Skin flaps, bone grafts, implanted tissue - recent advancements in medicine have changed the face of surgery in terms of autologous - meaning self - transplantations.
While extensive damage to organs once meant a nearly sure amputation or need for an external transplant, today's science focuses on harvesting cells and tissue from a person's own body to complete the injured pieces of the puzzle, using grafts and flaps to repair skin, vessels, tubes and bones.
Yet, ask any surgeon attempting to insert a flap and they would tell you that the most important - and restrictive - component of a graft's success is ample blood supply.
A team of researchers at the Technion recently found a way to meet this need. For the first time, these scientists succeeded in 3D printing a network of big and small blood vessels that could provide blood to implanted tissues just like the human body.
Up until now, medicine hasn't been able to mimic the body's ability to create a suitable hierarchy in the blood vessel tree. In our bodies, the heart pumps blood into a large tube called the aorta, which measures roughly 2-3 cm in diameter. The blood vessels then branch off into smaller and smaller tubes that are appropriate to each organ's need and capacity, until they reach minuscule arterioles of only 5 to 10 micrometers.
Dr. Ariel Alejandro Szklanny of the Technion team, led by Professor Shulamit Levenberg, a specialist in tissue engineering, found a way to use 3D printing to form a system containing a functional combination of both the large and small vessels.

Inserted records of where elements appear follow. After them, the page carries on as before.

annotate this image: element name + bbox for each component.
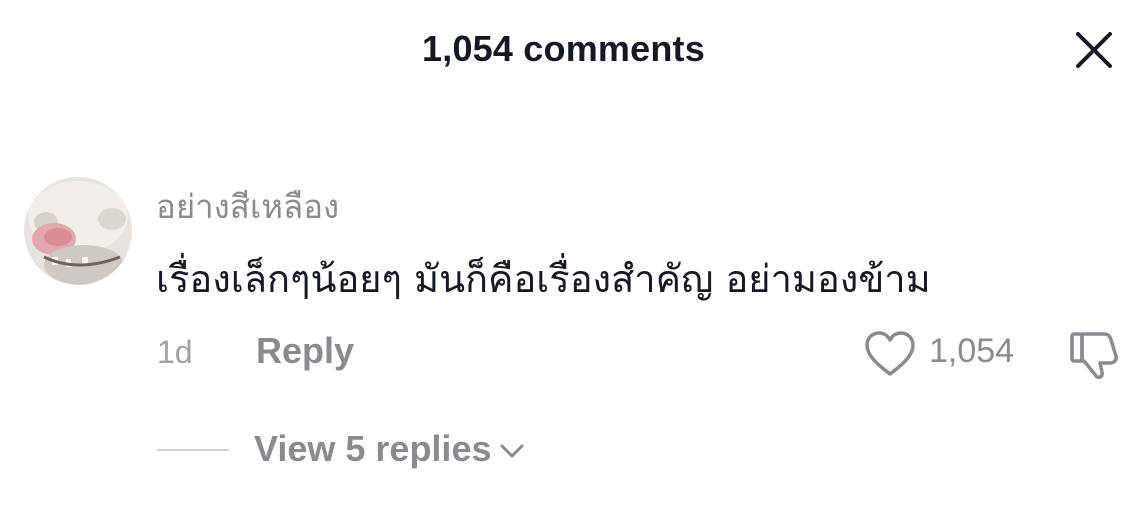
page-title: 1,054 comments	[422, 28, 705, 69]
view-replies-label[interactable]: View 5 replies	[254, 428, 491, 470]
close-icon[interactable]	[1074, 30, 1114, 70]
thumbs-down-icon[interactable]	[1068, 328, 1122, 380]
reply-button[interactable]: Reply	[256, 330, 354, 372]
comment-username[interactable]: อย่างสีเหลือง	[156, 180, 339, 233]
like-count: 1,054	[929, 332, 1015, 370]
view-replies-button[interactable]: View 5 replies	[254, 428, 525, 470]
avatar[interactable]	[24, 177, 132, 285]
comment-text: เรื่องเล็กๆน้อยๆ มันก็คือเรื่องสำคัญ อย่…	[156, 257, 931, 301]
replies-divider	[157, 449, 229, 451]
chevron-down-icon[interactable]	[499, 443, 525, 459]
close-button[interactable]	[1072, 28, 1116, 72]
heart-icon[interactable]	[864, 330, 916, 378]
comment-time: 1d	[157, 334, 193, 370]
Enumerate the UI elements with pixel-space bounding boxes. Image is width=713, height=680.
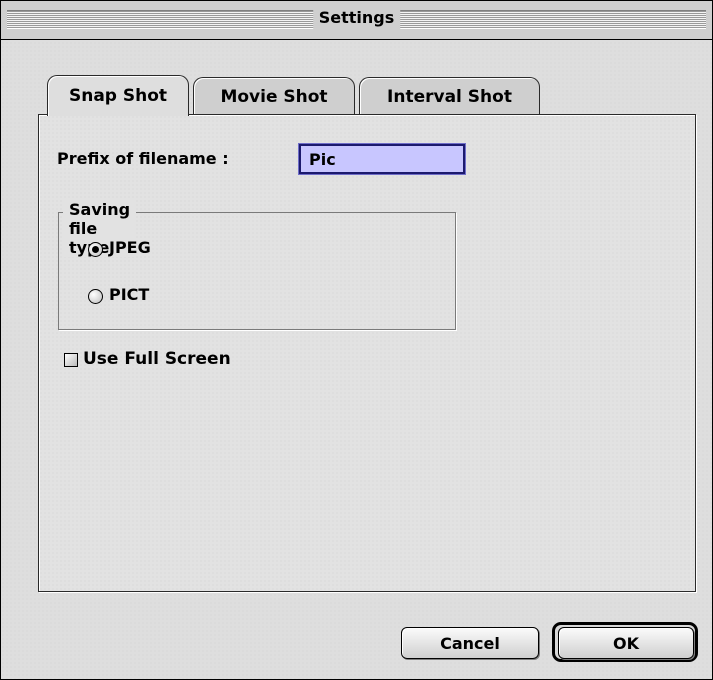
full-screen-checkbox[interactable] [64, 353, 78, 367]
cancel-button[interactable]: Cancel [401, 627, 539, 659]
prefix-input[interactable] [299, 144, 465, 174]
tab-label: Interval Shot [387, 86, 512, 107]
prefix-label: Prefix of filename : [57, 149, 229, 168]
tab-interval-shot[interactable]: Interval Shot [359, 77, 540, 115]
pict-radio[interactable] [88, 289, 103, 304]
tab-movie-shot[interactable]: Movie Shot [193, 77, 355, 115]
ok-button-label: OK [613, 633, 639, 653]
jpeg-radio[interactable] [88, 242, 103, 257]
tab-label: Snap Shot [68, 86, 168, 106]
cancel-button-label: Cancel [440, 633, 500, 653]
full-screen-label[interactable]: Use Full Screen [83, 349, 231, 369]
title-bar[interactable]: Settings [1, 1, 712, 40]
jpeg-label[interactable]: JPEG [109, 238, 151, 257]
ok-button[interactable]: OK [558, 627, 694, 659]
tab-snap-shot[interactable]: Snap Shot [47, 75, 189, 116]
settings-window: Settings Snap Shot Movie Shot Interval S… [0, 0, 713, 680]
pict-label[interactable]: PICT [109, 285, 149, 304]
tab-label: Movie Shot [220, 86, 328, 107]
window-title: Settings [312, 7, 401, 29]
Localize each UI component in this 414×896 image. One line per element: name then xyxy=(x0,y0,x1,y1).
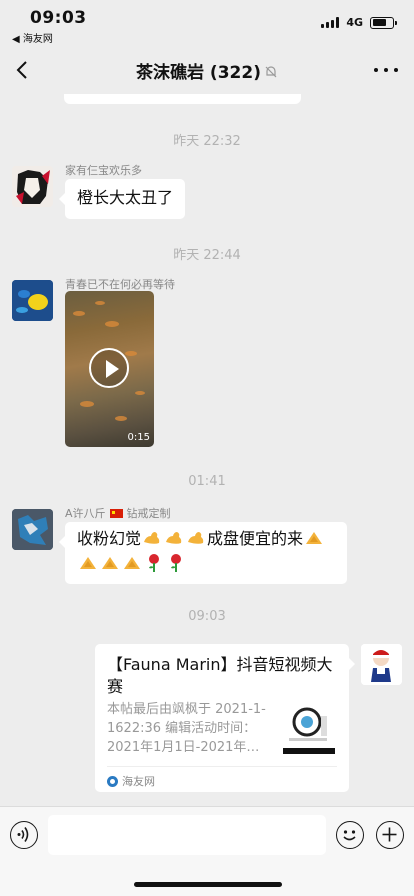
message-timestamp: 昨天 22:44 xyxy=(173,248,241,263)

The new breakthrough may allow a tissue flap to be created in a lab already connected to a blood network suited to its size and function.
Currently, transplanted grafts need to be implanted into a healthy part of the body so that the patient can generate new blood vessels to support it; then, the graft is relocated to an affected area as healthy tissue.
The new technique could potentially eradicate this intermediate step, drastically improving recovery times and cutting down on the number of procedures a patient would need to undergo.
In his recently published study in Advanced Materials, Dr. Szklanny described how he created a polymeric scaffold filled with small holes, mimicking the large blood vessels of the body. These holes allowed the connection of smaller vessels to join into the engineered large vessels. With collagen bio-ink, the team then printed and assembled a complex network around and within the main scaffold, later covering it with endothelial (human blood vessel lining) cells. A week later, the incubated artificial apparatus joined with the cells to create a hierarchical structure just like the human blood vessel tree.
While previous studies in this field used animal-borne collagen, the Technion team used engineered tobacco plants created by the Israeli company CollPlant.
The mesh was transplanted into a study rat and attached to the main artery in its leg. The blood through the artery spread through the network exactly as it would within the body, carrying oxygen and nutrients to the distant parts of the implanted tissue, and without any leaks.
This achievement is an important tool in the world of personalized medicine and could be a huge leap forward in tissue engineering and treatment.